Eugene's Blog

I can't believe it's blog!

Google App Engine: the first look

Yesterday Google announced its new offering: Google App Engine. These are my random notes I did yesterday when I studied the new service.

Google didn’t go the same way as Amazon with its AWS. The former offers a form of shared hosting (think “distributed WebFaction”), while the latter offers a virtualized environment (think “distributed SliceHost”). So basically we are talking about more high-level approach to web applications, which is easy even for novices. On the other hand AWS is more flexible and more enterprise-y.
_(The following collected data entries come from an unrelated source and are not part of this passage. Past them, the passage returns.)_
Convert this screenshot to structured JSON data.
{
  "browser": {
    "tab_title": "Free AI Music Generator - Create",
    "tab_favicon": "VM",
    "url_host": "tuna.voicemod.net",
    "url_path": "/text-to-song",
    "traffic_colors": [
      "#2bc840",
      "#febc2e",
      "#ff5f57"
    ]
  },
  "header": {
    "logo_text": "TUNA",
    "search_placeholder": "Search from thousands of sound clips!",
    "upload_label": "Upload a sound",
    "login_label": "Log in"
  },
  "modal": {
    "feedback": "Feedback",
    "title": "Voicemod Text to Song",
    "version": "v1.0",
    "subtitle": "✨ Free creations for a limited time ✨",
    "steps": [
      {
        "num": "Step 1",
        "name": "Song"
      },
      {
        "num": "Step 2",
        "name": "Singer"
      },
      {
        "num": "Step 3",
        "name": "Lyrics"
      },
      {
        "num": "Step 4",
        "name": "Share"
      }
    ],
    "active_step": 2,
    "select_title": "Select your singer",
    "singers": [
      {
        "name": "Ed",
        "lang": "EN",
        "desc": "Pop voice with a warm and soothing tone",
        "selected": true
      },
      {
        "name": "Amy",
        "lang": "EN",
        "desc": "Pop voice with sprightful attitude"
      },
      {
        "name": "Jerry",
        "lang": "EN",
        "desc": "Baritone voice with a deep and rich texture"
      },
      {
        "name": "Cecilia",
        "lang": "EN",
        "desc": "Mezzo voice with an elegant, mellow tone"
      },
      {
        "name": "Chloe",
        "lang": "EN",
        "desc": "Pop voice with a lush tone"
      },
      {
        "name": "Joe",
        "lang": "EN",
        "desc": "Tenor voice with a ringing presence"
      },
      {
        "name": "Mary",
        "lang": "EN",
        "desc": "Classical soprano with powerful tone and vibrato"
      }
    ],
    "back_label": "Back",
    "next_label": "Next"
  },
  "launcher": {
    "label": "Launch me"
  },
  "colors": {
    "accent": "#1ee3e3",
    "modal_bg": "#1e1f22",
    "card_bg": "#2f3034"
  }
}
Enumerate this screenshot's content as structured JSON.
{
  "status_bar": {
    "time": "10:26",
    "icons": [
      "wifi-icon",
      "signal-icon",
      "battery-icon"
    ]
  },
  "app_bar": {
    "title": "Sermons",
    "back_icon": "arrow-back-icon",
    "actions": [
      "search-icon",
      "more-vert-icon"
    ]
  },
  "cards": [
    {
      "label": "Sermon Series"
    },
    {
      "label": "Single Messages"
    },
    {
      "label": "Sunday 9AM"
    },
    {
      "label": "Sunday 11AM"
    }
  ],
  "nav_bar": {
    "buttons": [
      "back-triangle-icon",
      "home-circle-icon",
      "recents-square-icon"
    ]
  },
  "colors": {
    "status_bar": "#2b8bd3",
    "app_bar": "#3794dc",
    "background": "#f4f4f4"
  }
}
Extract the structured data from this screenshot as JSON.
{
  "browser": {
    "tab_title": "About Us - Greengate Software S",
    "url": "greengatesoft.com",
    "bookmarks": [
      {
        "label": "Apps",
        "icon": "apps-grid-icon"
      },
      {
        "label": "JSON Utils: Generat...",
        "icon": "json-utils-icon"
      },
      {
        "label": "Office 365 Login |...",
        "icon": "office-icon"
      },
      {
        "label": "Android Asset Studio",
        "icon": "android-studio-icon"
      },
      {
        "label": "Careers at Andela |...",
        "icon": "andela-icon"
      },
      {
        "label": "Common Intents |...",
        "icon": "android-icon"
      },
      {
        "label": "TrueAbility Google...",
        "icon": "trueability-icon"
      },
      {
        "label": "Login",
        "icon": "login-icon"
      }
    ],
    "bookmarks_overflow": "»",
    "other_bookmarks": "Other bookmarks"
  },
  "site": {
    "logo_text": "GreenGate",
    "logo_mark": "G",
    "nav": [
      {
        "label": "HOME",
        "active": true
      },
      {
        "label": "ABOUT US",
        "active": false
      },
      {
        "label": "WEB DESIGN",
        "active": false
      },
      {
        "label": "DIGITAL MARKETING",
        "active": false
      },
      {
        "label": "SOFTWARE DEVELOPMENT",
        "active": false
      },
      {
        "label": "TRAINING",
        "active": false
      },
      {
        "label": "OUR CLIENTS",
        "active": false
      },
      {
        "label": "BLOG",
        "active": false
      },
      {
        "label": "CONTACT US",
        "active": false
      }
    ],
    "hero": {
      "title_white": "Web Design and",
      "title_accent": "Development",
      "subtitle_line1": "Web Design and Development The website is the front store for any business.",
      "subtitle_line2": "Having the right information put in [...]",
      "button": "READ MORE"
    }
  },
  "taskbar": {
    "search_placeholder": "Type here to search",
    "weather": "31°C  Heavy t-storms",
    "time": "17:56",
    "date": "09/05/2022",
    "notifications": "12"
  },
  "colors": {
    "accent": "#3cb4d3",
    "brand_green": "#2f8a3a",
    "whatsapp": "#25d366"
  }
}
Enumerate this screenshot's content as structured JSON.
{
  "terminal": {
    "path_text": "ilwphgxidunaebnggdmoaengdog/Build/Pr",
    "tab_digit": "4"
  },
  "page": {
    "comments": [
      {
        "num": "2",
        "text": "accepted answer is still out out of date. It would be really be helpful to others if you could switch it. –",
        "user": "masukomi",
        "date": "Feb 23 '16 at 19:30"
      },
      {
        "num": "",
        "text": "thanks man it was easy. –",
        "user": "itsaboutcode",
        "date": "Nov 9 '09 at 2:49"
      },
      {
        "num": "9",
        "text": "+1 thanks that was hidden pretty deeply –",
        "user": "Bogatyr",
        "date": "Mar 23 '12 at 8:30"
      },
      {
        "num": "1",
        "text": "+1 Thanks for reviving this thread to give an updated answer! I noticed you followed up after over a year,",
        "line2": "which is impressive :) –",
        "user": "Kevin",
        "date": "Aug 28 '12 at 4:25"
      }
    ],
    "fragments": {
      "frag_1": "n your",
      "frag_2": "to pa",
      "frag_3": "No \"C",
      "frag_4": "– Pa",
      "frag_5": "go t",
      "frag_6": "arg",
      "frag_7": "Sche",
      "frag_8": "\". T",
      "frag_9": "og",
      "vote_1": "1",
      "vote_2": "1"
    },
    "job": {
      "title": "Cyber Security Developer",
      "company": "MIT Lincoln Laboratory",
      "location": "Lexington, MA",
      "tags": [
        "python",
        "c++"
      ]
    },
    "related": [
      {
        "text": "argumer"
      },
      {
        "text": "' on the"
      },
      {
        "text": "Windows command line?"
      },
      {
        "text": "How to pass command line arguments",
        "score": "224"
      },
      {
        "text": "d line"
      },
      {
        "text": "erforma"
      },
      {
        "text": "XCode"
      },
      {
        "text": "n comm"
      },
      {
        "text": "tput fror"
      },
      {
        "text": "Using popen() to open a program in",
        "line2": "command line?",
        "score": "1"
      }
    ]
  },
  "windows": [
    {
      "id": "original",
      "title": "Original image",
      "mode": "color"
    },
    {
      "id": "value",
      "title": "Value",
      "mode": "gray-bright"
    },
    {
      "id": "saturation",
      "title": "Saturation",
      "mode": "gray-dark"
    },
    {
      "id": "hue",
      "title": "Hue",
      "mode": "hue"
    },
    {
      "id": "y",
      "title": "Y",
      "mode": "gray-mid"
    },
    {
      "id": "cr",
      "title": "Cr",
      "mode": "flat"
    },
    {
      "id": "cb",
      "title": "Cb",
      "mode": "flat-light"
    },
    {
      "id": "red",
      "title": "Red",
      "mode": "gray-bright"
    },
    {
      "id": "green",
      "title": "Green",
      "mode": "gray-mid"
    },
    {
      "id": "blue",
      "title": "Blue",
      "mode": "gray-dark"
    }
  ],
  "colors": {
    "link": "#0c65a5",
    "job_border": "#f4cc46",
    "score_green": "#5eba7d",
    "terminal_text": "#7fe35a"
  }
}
In order to scale, you have to virtualize. In order to virtualize, some actions should be restricted. Google App Engine provides a sandbox on the language level. Only one language is supported at the moment: Python. And guess what? Django is everywhere! For virtualization reasons only the pure Python is supported and a subset of the Python standard library. You can bundle any pure Python modules with your application. Three third-party libraries are available out-of-the-box: Django 0.96.1, WebOb 0.9, and PyYAML 3.05. But fret not, you can bundle a framework of your choice with your application and run it too, even a custom version of Django — basically anything that supports WSGI. I suspect that other mature Python frameworks will be supported out-of-the-box eventually. Pylons and TG2 come immediately to mind.

Google provides its own simplified web framework: the webapp. Apparently it uses Django templates (see this FAQ answer).

Google uses Bigtable as the database backend. Bigtable is not a relational database, so it is not possible to use it with the Django ORM directly. At least not yet. So they provide their own ORM. It looks like … Django ORM with models and whatnot. It is possible to move the existing application to the new database with relatively minor edits provided that you didn’t do any esoteric implementation-dependent hacking in your application. Obviously with Django ORM gone, Django Admin is gone too as all model-based applications in django.contrib. Google App Engine provides its own application for administration, but I didn’t try it yet, so I cannot comment on its quality.

Datastore API supports Django-like models and queries, and Google Query Language (GQL), which looks like a sane subset of SQL’s SELECT statement adapted for Bigtable.

Everything looks simple, standard protocols are used if possible. For example, for distributed applications you have to support some kind of a message delivery system. Amazon does it with Amazon Simple Queue Service. Google uses email messages. Simple yet effective. If you want to connect directly and fetch a file or something, there is URL Fetch API — only http and https ports are supported. Again, simple yet suitable for many things — this is exactly how the internet is glued together.

Another thing you cannot use is Django authentication application. But Google provides a replacement for it, which implements a single sign-on using Google Accounts.

Obviously it is not enough to write an application to host it properly. You should know where you can read local files, and how to serve static files. This stuff is usually done with web server-dependent configs. There is such config in Google App Engine done with YAML. Just like in Django URL paths are implemented with regular expressions. You can designate URLs for dynamic processing. You can define, which directories host static files, you can do it on per file basis too, and you specify how to treat uploaded files. It is possible to specify an expiration time, and set MIME types. Currently there is no way to control compression for static files. All in all you can do most of tweaking described in my article on performance tuning.

I am surprised that they didn’t put on their CDN popular JavaScript/CSS libraries for use in hosted applications. Of course you can always bundle your library of choice with your application, but it doesn’t make much sense for Google to duplicate them. I hope they will host Dojo, jQuery, Prototype/Scriptaculous eventually. Yes, Dojo is already being hosted by AOL, but the Google’s backup wouldn’t hurt either.

Update 5/27/2008: Apparently Google listens: AJAX libraries API (via Ajaxian). Yay!

In real life when you use a database it is not enough to define your models. Most probably you need to set up indexes to speed up frequent queries. Again there is a YAML-based config for that. It can be generated automatically while you debug your application.

Speaking of debugging. The SDK contains the Dev Web Server very similar to what we use to debug Django locally. Additionally it can be used to upload your finished application to Google. BTW, there is no waiting list to download it — you can get it and try it now.

Presently this service is free, but there are some limitations: disk storage is up to 500M, both incoming and outgoing traffic is restricted to 10G per day each, up to 2000 emails per day, and up to 200 million megacycles of CPU per day. Up to 3 applications can be registered per account. All indications are that if your application is below these limits it’ll be free after the trial. The interesting part is yet unannounced payment structure for more resource-hungry applications. Until then it is impossible to do a business comparison between Amazon’s and Google’s offers — they are very different technically.

One of the biggest drawbacks of Amazon AWS is the uptime. Amazon promises 99% uptime, which is not enough. Just imagine that your application can be randomly unavailable 15 minutes a day or almost 2 hours a week potentially at traffic peaks, when you want to serve users the most. Would Google App Engine be more reliable? Only time will tell.